PT Gerbang NTB Emas

Krisis Keuangan PT Gerbang NTB Emas: Pemprov NTB Berupaya Cegah Lelang Aset oleh BRI

Krisis Keuangan PT Gerbang NTB Emas: Pemprov NTB Berupaya Cegah Lelang Aset oleh BRI
Krisis Keuangan PT Gerbang NTB Emas: Pemprov NTB Berupaya Cegah Lelang Aset oleh BRI

Jakarta - PT Gerbang NTB Emas (GNE), Badan Usaha Milik Daerah (BUMD) Provinsi Nusa Tenggara Barat (NTB), saat ini menghadapi tekanan keuangan yang serius dengan utang mencapai Rp26 miliar di empat bank besar, termasuk PT Bank Rakyat Indonesia (Persero) Tbk atau BRI. Rumor yang menyebutkan bahwa aset-aset yang diagunkan terancam dilelang oleh BRI telah memicu respons cepat dari Pemerintah Provinsi (Pemprov) NTB. Dalam upaya untuk mencegah langkah pelelangan tersebut, Pemprov NTB telah melayangkan gugatan ke Pengadilan Negeri (PN) Mataram, Senin, 3 Maret 2025.

Kepala Biro Ekonomi Setda NTB, Wirajaya menjelaskan bahwa gugatan ini merupakan bagian dari strategi negosiasi yang dilakukan oleh pemerintah daerah. "Kami ingin memastikan bahwa tidak ada aset daerah yang akan dilelang. Kredit PT GNE sudah mulai dibayarkan," ujar Wirajaya.

Dalam proses hukum yang berlangsung, telah dilakukan mediasi antara Pemprov NTB, BRI, dan PT GNE. Mediasi ini sudah berlangsung selama tiga minggu hingga satu bulan terakhir. Pertemuan ini melibatkan Deputi Bisnis Mikro (BM) BRI serta Pelaksana Tugas (Plt) Direktur Utama PT GNE, dan berakhir dengan tercapainya kesepakatan untuk penyelesaian utang PT GNE.

Wirajaya menambahkan, "Itu untuk menempuh upaya hukum. Ada ruang mediasi di pengadilan supaya tidak ada eksekusi lelang."

PT GNE memiliki total utang sebesar Rp26 miliar di empat lembaga perbankan. Restrukturisasi kredit, atau yang dikenal sebagai restrack, telah berhasil dilakukan dengan tiga bank, dan PT GNE telah mulai memenuhi kewajiban pembayarannya. Namun, perbedaan aturan internal di BRI menambah kompleksitas dalam penyelesaian masalah ini dengan bank tersebut.

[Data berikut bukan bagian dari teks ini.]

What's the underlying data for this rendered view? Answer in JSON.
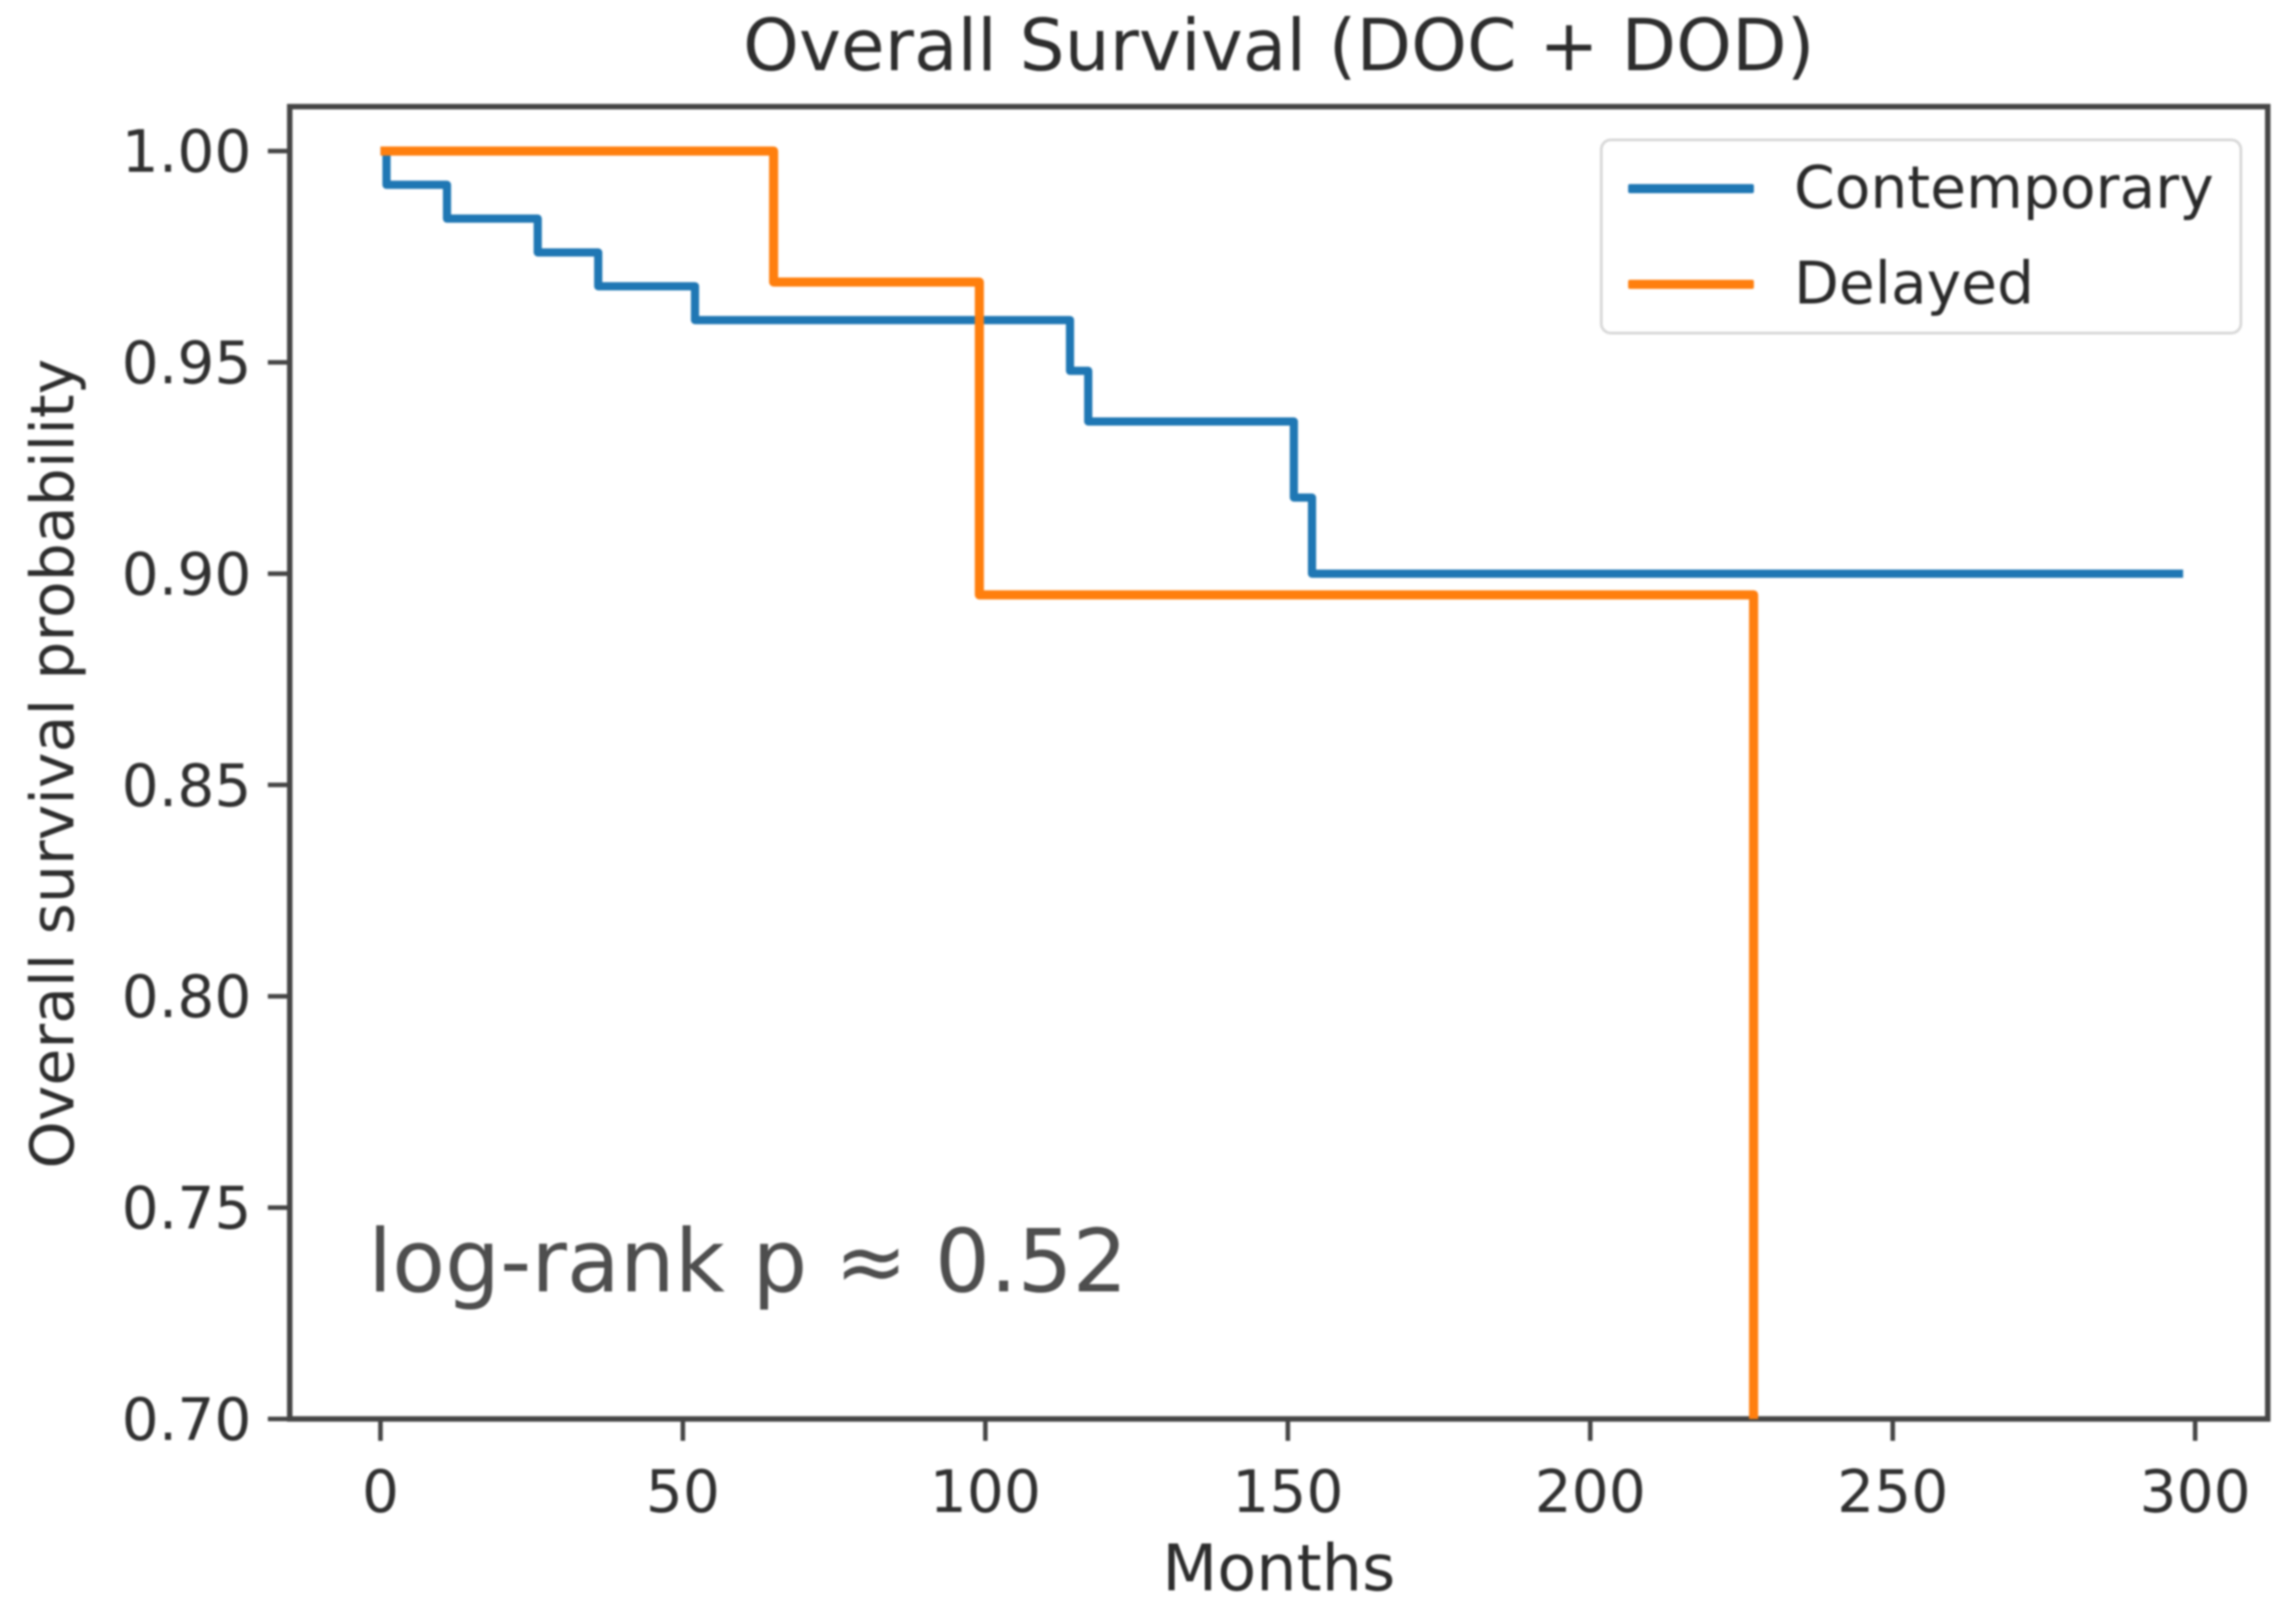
{
  "chart_data": {
    "type": "line",
    "chart_style": "kaplan_meier_step",
    "title": "Overall Survival (DOC + DOD)",
    "xlabel": "Months",
    "ylabel": "Overall survival probability",
    "xlim": [
      -15,
      312
    ],
    "ylim": [
      0.7,
      1.0105
    ],
    "xticks": [
      0,
      50,
      100,
      150,
      200,
      250,
      300
    ],
    "yticks": [
      {
        "value": 1.0,
        "label": "1.00"
      },
      {
        "value": 0.95,
        "label": "0.95"
      },
      {
        "value": 0.9,
        "label": "0.90"
      },
      {
        "value": 0.85,
        "label": "0.85"
      },
      {
        "value": 0.8,
        "label": "0.80"
      },
      {
        "value": 0.75,
        "label": "0.75"
      },
      {
        "value": 0.7,
        "label": "0.70"
      }
    ],
    "grid": false,
    "legend": {
      "position": "upper right",
      "items": [
        "Contemporary",
        "Delayed"
      ]
    },
    "annotation": {
      "text": "log-rank p ≈ 0.52",
      "x_months": -2,
      "y_probability": 0.728
    },
    "series": [
      {
        "name": "Contemporary",
        "color": "#1f77b4",
        "line_width": 9,
        "start": [
          0,
          1.0
        ],
        "steps": [
          [
            1,
            0.992
          ],
          [
            11,
            0.984
          ],
          [
            26,
            0.976
          ],
          [
            36,
            0.968
          ],
          [
            52,
            0.96
          ],
          [
            114,
            0.948
          ],
          [
            117,
            0.936
          ],
          [
            151,
            0.918
          ],
          [
            154,
            0.9
          ]
        ],
        "end_time": 298,
        "final_value": 0.9
      },
      {
        "name": "Delayed",
        "color": "#ff7f0e",
        "line_width": 10,
        "start": [
          0,
          1.0
        ],
        "steps": [
          [
            65,
            0.969
          ],
          [
            99,
            0.895
          ],
          [
            227,
            0.7
          ]
        ],
        "end_time": 227,
        "final_value": 0.7,
        "final_drop_clipped_at_axis": true
      }
    ]
  }
}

"Khusus dengan BRI memang ada ketentuan internal yang berbeda. Tapi, kemarin sudah difasilitasi pertemuan antara Deputi BRI Cabang Mataram dengan Plt Dirut GNE, dan sudah ada kesepakatan," kata Wirajaya lebih lanjut.

Kesepakatan tersebut menyatakan bahwa PT GNE hanya wajib membayar pokok utang sebesar Rp3 miliar tanpa terkena tambahan bunga. Terkait dengan aset yang dijaminkan oleh PT GNE, Wirajaya menjelaskan bahwa menurut anggaran dasar perusahaan, PT GNE memang diperbolehkan untuk mengagunkan aset. Dalam kasus ini, lahan yang terletak di sebelah timur Bank NTB Syariah menjadi objek agunan. Namun, kewenangan untuk mengagunkan aset tersebut harus datang dari persetujuan dalam Rapat Umum Pemegang Saham (RUPS).

"Sah atau tidaknya pengagunan aset ini masih bisa diperdebatkan. Jika aset tersebut merupakan hasil usaha, maka bisa dijaminkan. Tapi, jika aset tersebut merupakan hibah dari Pemprov, maka harus mendapatkan izin dari Pemprov," jelas Wirajaya.

Dalam perannya, Wirajaya juga menyoroti pentingnya kehati-hatian pihak perbankan dalam menilai status aset yang dijaminkan. "Bank harus bersikap prudent dalam melihat status aset. Jika kredit macet, mereka tidak bisa begitu saja mengeksekusi aset karena aset Pemprov tidak bisa dilepaskan tanpa persetujuan DPR," tegasnya.

Namun, Wirajaya memastikan bahwa saat ini sudah ada komitmen kuat dari PT GNE untuk menyelesaikan semua kewajiban kreditnya. Bahkan, langkah konkret telah diambil oleh PT GNE dengan membayarkan ratusan juta rupiah sebagai tanda nyata keseriusan dalam menyelesaikan utang. "Sudah ada kesepakatan antara Deputi BRI dan PT GNE. Mereka sepakat untuk tidak mempermasalahkan lagi, dan BRI menerima skenario pembayaran yang telah disepakati," demikian penuturan Wirajaya.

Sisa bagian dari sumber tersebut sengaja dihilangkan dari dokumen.